With the right custodian handling your account, your retirement account can also lend funds to a non-disqualified person or business entity. You or your attorney would write up the loan paperwork, choose whether or not you want it secured by property, determine a fair interest rate and then instruct your self directed account administrator / IRA custodian to use your IRA funds for lending.

However, your IRA custodian will most likely not be giving you advice or aiding you with any legal paperwork. For a note to be profitable they have to be structured intelligently and underwriting a note is not easy. For the record, I don’t know why anyone would use their IRA for an unsecured note. Your IRA has no recourse so you should have a very good reason to lend without some type of security (i.e. a high interest rate with reputable company).

5. Your Own Business

Referred to by many names- the Closely Held LLC, the Checkbook IRA, the IRA-LLC- owning a business within a retirement account is often used to facilitate making payments for your alternative investments.
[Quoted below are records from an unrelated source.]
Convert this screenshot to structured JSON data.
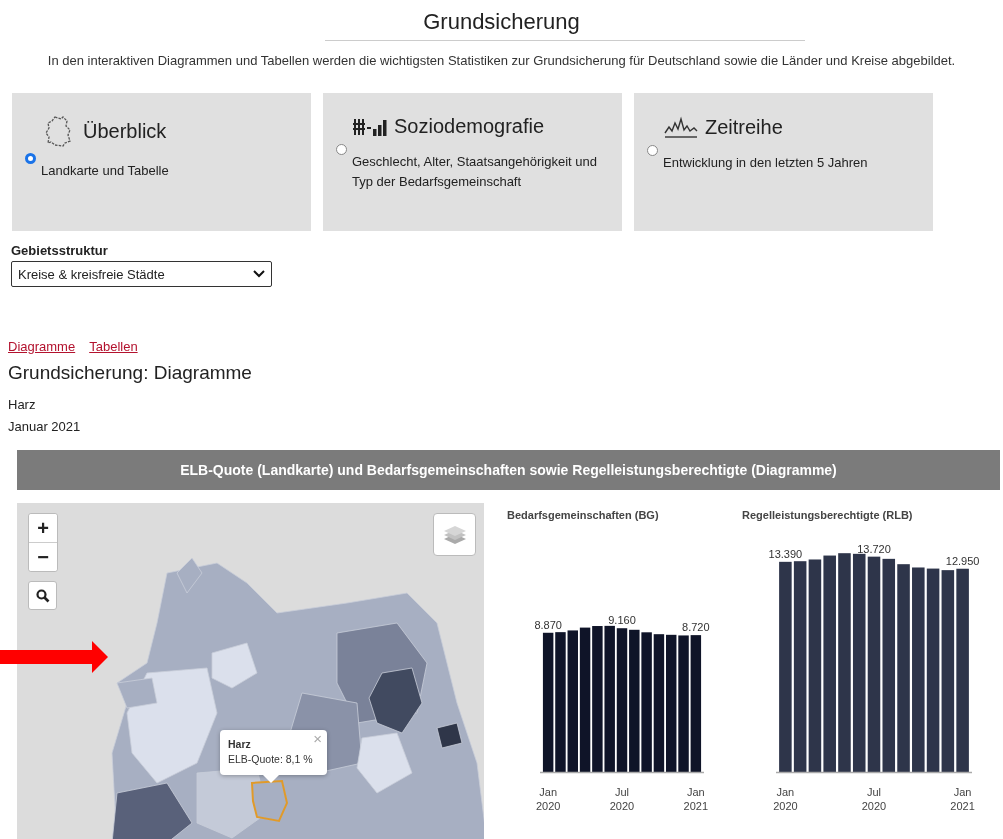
{
  "page": {
    "title": "Grundsicherung",
    "intro": "In den interaktiven Diagrammen und Tabellen werden die wichtigsten Statistiken zur Grundsicherung für Deutschland sowie die Länder und Kreise abgebildet."
  },
  "views": [
    {
      "kind": "map",
      "title": "Überblick",
      "description": "Landkarte und Tabelle",
      "selected": true
    },
    {
      "kind": "bars",
      "title": "Soziodemografie",
      "description": "Geschlecht, Alter, Staatsangehörigkeit und Typ der Bedarfsgemeinschaft",
      "selected": false
    },
    {
      "kind": "line",
      "title": "Zeitreihe",
      "description": "Entwicklung in den letzten 5 Jahren",
      "selected": false
    }
  ],
  "region_filter": {
    "label": "Gebietsstruktur",
    "value": "Kreise & kreisfreie Städte"
  },
  "links": [
    {
      "label": "Diagramme"
    },
    {
      "label": "Tabellen"
    }
  ],
  "section": {
    "title": "Grundsicherung: Diagramme",
    "region": "Harz",
    "period": "Januar 2021"
  },
  "panel": {
    "title": "ELB-Quote (Landkarte) und Bedarfsgemeinschaften sowie Regelleistungsberechtigte (Diagramme)",
    "map": {
      "zoom_in": "+",
      "zoom_out": "−",
      "popup": {
        "title": "Harz",
        "text": "ELB-Quote: 8,1 %",
        "close": "×"
      }
    },
    "charts": [
      {
        "title": "Bedarfsgemeinschaften (BG)",
        "bar_labels": [
          "8.870",
          "9.160",
          "8.720"
        ],
        "axis_labels": [
          "Jan 2020",
          "Jul 2020",
          "Jan 2021"
        ]
      },
      {
        "title": "Regelleistungsberechtigte (RLB)",
        "bar_labels": [
          "13.390",
          "13.720",
          "12.950"
        ],
        "axis_labels": [
          "Jan 2020",
          "Jul 2020",
          "Jan 2021"
        ]
      }
    ]
  }
}
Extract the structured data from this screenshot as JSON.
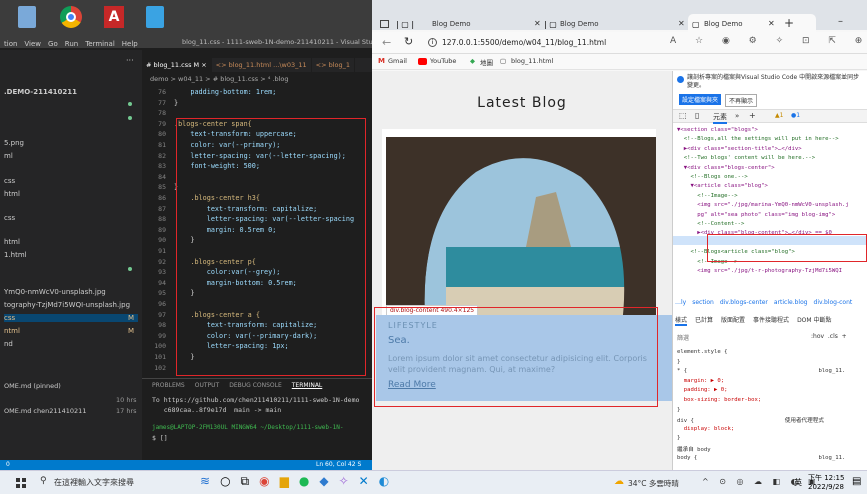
{
  "vscode": {
    "menu": [
      "tion",
      "View",
      "Go",
      "Run",
      "Terminal",
      "Help"
    ],
    "window_title": "blog_11.css - 1111-sweb-1N-demo-211410211 - Visual Studio Code",
    "explorer_header": ".DEMO-211410211",
    "explorer_items": [
      "5.png",
      "ml",
      "css",
      "html",
      "css",
      "html",
      "1.html",
      "YmQ0-nmWcV0-unsplash.jpg",
      "tography-TzjMd7i5WQI-unsplash.jpg",
      "css",
      "ntml",
      "nd",
      "OME.md (pinned)",
      "OME.md chen211410211"
    ],
    "explorer_badges": [
      "M",
      "M"
    ],
    "explorer_times": [
      "10 hrs",
      "17 hrs"
    ],
    "tabs": [
      {
        "label": "# blog_11.css M ×",
        "active": true
      },
      {
        "label": "<> blog_11.html ...\\w03_11",
        "active": false
      },
      {
        "label": "<> blog_1",
        "active": false
      }
    ],
    "breadcrumb": "demo > w04_11 > # blog_11.css > ⁴ .blog",
    "code_lines": [
      {
        "n": "76",
        "t": "    padding-bottom: 1rem;"
      },
      {
        "n": "77",
        "t": "}"
      },
      {
        "n": "78",
        "t": ""
      },
      {
        "n": "79",
        "t": ".blogs-center span{"
      },
      {
        "n": "80",
        "t": "    text-transform: uppercase;"
      },
      {
        "n": "81",
        "t": "    color: var(--primary);"
      },
      {
        "n": "82",
        "t": "    letter-spacing: var(--letter-spacing);"
      },
      {
        "n": "83",
        "t": "    font-weight: 500;"
      },
      {
        "n": "84",
        "t": ""
      },
      {
        "n": "85",
        "t": "}"
      },
      {
        "n": "86",
        "t": "    .blogs-center h3{"
      },
      {
        "n": "87",
        "t": "        text-transform: capitalize;"
      },
      {
        "n": "88",
        "t": "        letter-spacing: var(--letter-spacing"
      },
      {
        "n": "89",
        "t": "        margin: 0.5rem 0;"
      },
      {
        "n": "90",
        "t": "    }"
      },
      {
        "n": "91",
        "t": ""
      },
      {
        "n": "92",
        "t": "    .blogs-center p{"
      },
      {
        "n": "93",
        "t": "        color:var(--grey);"
      },
      {
        "n": "94",
        "t": "        margin-bottom: 0.5rem;"
      },
      {
        "n": "95",
        "t": "    }"
      },
      {
        "n": "96",
        "t": ""
      },
      {
        "n": "97",
        "t": "    .blogs-center a {"
      },
      {
        "n": "98",
        "t": "        text-transform: capitalize;"
      },
      {
        "n": "99",
        "t": "        color: var(--primary-dark);"
      },
      {
        "n": "100",
        "t": "        letter-spacing: 1px;"
      },
      {
        "n": "101",
        "t": "    }"
      },
      {
        "n": "102",
        "t": ""
      }
    ],
    "panel_tabs": [
      "PROBLEMS",
      "OUTPUT",
      "DEBUG CONSOLE",
      "TERMINAL"
    ],
    "terminal": [
      "To https://github.com/chen211410211/1111-sweb-1N-demo",
      "   c689caa..8f9e17d  main -> main",
      "",
      "james@LAPTOP-2FM130UL MINGW64 ~/Desktop/1111-sweb-1N-",
      "$ []"
    ],
    "status_right": "Ln 60, Col 42   S",
    "status_left": "0"
  },
  "edge": {
    "tabs": [
      "Blog Demo",
      "Blog Demo",
      "Blog Demo"
    ],
    "url": "127.0.0.1:5500/demo/w04_11/blog_11.html",
    "favorites": [
      "Gmail",
      "YouTube",
      "地圖",
      "blog_11.html"
    ],
    "page_title": "Latest Blog",
    "blog": {
      "tooltip": "div.blog-content  490.4×125",
      "category": "LIFESTYLE",
      "heading": "Sea.",
      "text": "Lorem ipsum dolor sit amet consectetur adipisicing elit. Corporis velit provident magnam. Qui, at maxime?",
      "link": "Read More"
    }
  },
  "devtools": {
    "notice": "讓剖析專案的檔案與Visual Studio Code 中開啟來源檔案並同步變更。",
    "notice_btn_primary": "設定檔案與夾",
    "notice_btn_secondary": "不再顯示",
    "tabs": [
      "元素",
      "»",
      "+"
    ],
    "badges": [
      "▲1",
      "●1"
    ],
    "dom_lines": [
      "▼<section class=\"blogs\">",
      "  <!--Blogs,all the settings will put in here-->",
      "  ▶<div class=\"section-title\">…</div>",
      "  <!--Two blogs' content will be here.-->",
      "  ▼<div class=\"blogs-center\">",
      "    <!--Blogs one.-->",
      "    ▼<article class=\"blog\">",
      "      <!--Image-->",
      "      <img src=\"./jpg/marina-YmQ0-nmWcV0-unsplash.j",
      "      pg\" alt=\"sea photo\" class=\"img blog-img\">",
      "      <!--Content-->",
      "      ▶<div class=\"blog-content\">…</div> == $0",
      "    </article>",
      "    <!--Blogs<article class=\"blog\">",
      "      <!--Image-->",
      "      <img src=\"./jpg/t-r-photography-TzjMd7i5WQI"
    ],
    "crumbs": [
      "…ly",
      "section",
      "div.blogs-center",
      "article.blog",
      "div.blog-cont"
    ],
    "lower_tabs": [
      "樣式",
      "已計算",
      "版面配置",
      "事件接聽程式",
      "DOM 中斷點"
    ],
    "filter": "篩選",
    "filter_right": ":hov  .cls  +",
    "styles": [
      "element.style {",
      "}",
      "* {                                       blog_11.",
      "  margin: ▶ 0;",
      "  padding: ▶ 0;",
      "  box-sizing: border-box;",
      "}",
      "div {                           使用者代理程式",
      "  display: block;",
      "}",
      "繼承自 body",
      "body {                                    blog_11."
    ]
  },
  "taskbar": {
    "search_placeholder": "在這裡輸入文字來搜尋",
    "weather": "34°C 多雲時晴",
    "time": "下午 12:15",
    "date": "2022/9/28",
    "ime": "英"
  }
}
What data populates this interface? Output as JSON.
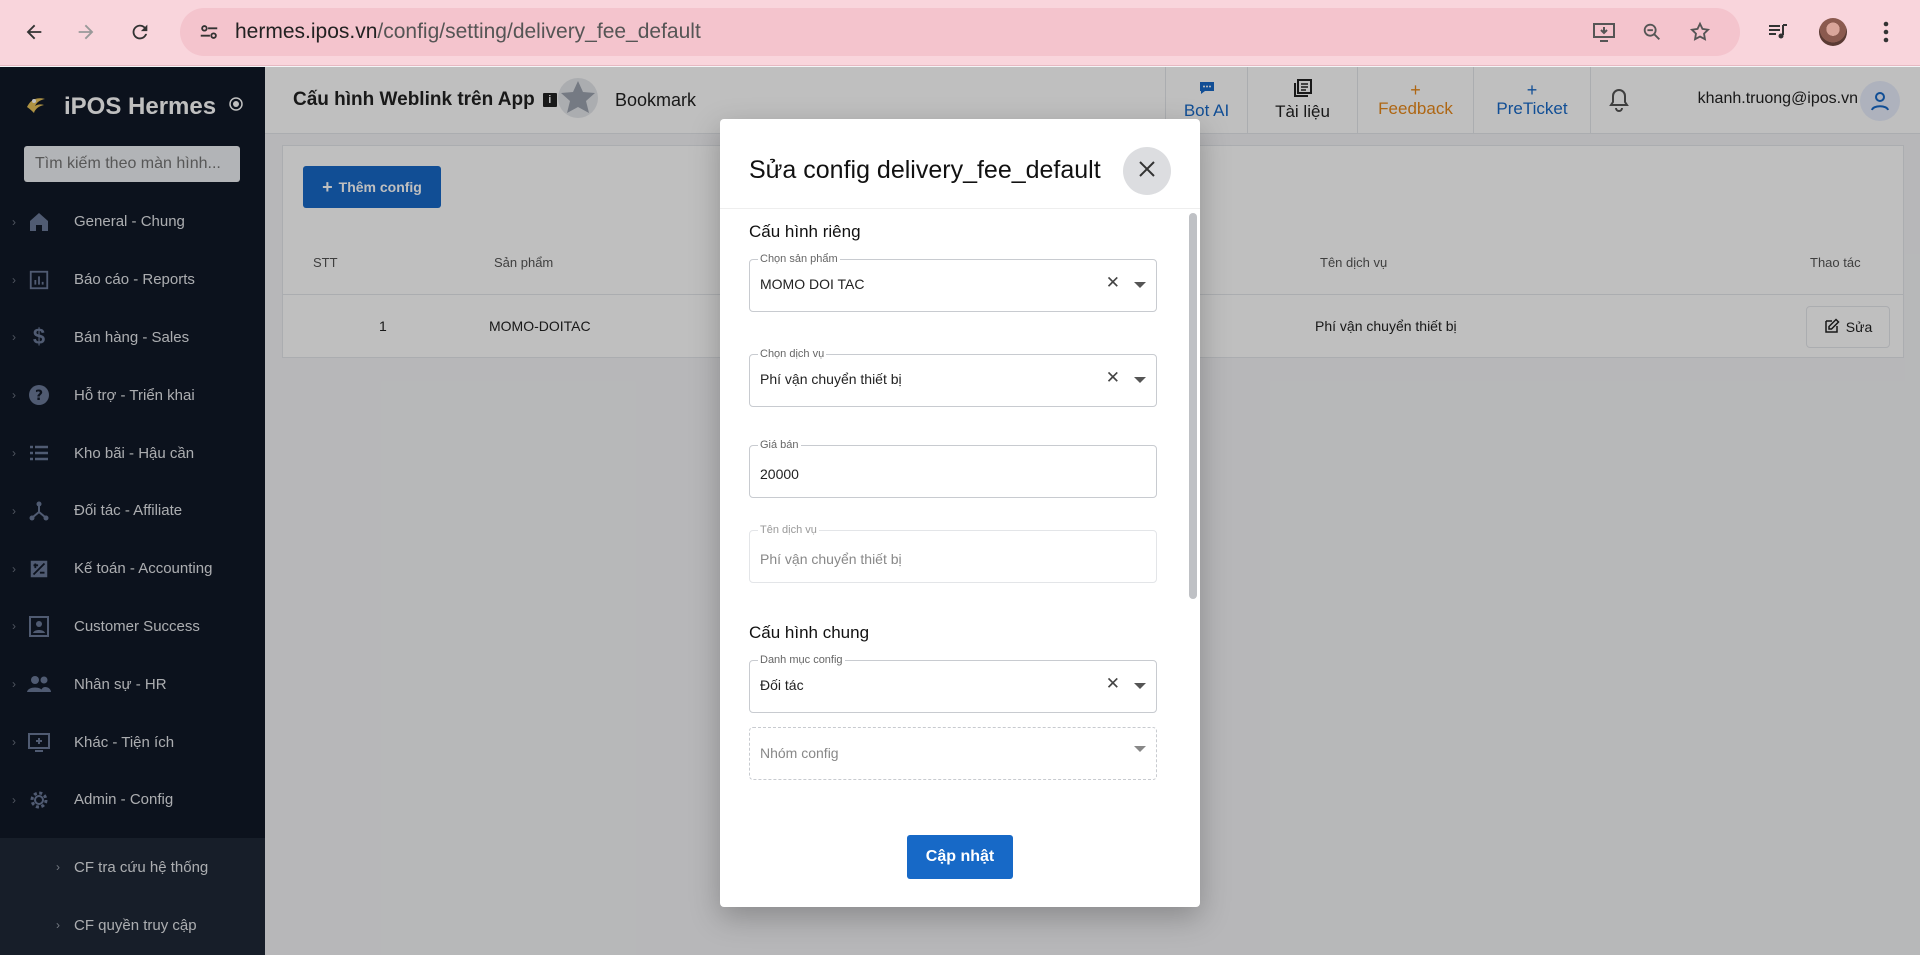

Though you cannot bring a previously formed business under the umbrella of your IRA, you can form a new company within your IRA (again, you need a self-directed IRA custodian or trust company that handles alternative assets) and then use a business bank account to receive rent or note checks and pay out expenses. This option can be attractive for investors with multiple rental properties because self directed IRA custodian cannot process payments as quickly or conveniently and the paperwork can become cumbersome.

The danger here is that the IRS has not provided clear-cut rules regarding these entities and you may be at greater risk for audit.

Some tips for closely held LLCs:

  • Secure an attorney’s opinion letter stating that the business is structured in a way that is not prohibited by the IRS
  • Title everything in the name of the IRA
  • Review recent US Tax Court cases related to closely held LLCs
  • Keep an arms-length/ do not take personal compensation from your LLC in any form

Following these guidelines may put you in a better position if an audit is conducted. Anyone interested informing an LLC within an IRA should consult with an attorney who is familiar with this niche, as well as a qualified tax professional.

Were you aware you could own real estate in an IRA?